Fellow travellers
Sir: I have read Robert Moss's review (January 27) of David Caute's book: The Fellow Travellers. And, of course, as I have not read the work I cannot comment on it. On the other hand I have to comment on Mr Moss's review. However much his exposition has been illuminating he has omitted the most understanding point in the postwar history of Fellow Travelling. It was not the communist regimes of China, Cuba, North Vietnam or Chile that have occupied so much time of the circle of distinguished literati and of the Mass Media — but Tito's dictatorship — with the honourable exception of The Spectator.
In the whole history of myth making there is no comparable example — at any rate in this country — to the myth making of Tito and his communist regime. The output of the written and spoken word (in the English language on both sides of the Atlantic) to foster the Titoite legend has been prodigious indeed. The extasis and adulation for Tito's tyranny has exceeded those of the Webbs, G. D. H. Cole, Harold Laski and others for Stalin's dictatorship. Titoism in this country between 1945-1970, has reached an equal parity of esteem with the pop subculture. And what was adulated? A dictatorial and bloody tyranny whose only truth consists of slogans and morality and ethics of sheer naked power. The regime which under the auspices of the western Fellow Travellers has committed crimes equal to those of Stalin and Hitler, the knowledge about them being deliberately suppressed by conspiracy of silence.

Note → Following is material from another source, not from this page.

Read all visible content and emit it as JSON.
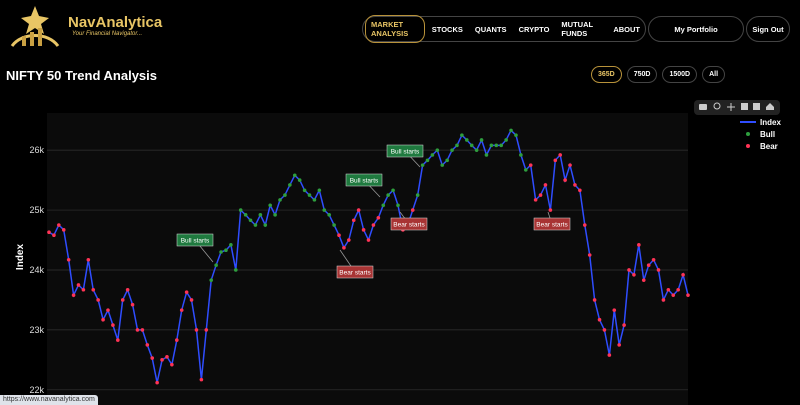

As the South Sea Bubble of Titoism has burst two or three years ago, and we have learnt that Tito's regime has reached the verge of disintegration, is, not, sir, this fact, the proof that the expedient of politicians and Fellow Travellers have been engaged in a brainwashing of the public. Would it not be a right thing for them to start deflating the Titoite myth as President Tito has turned towards Moscow during last year.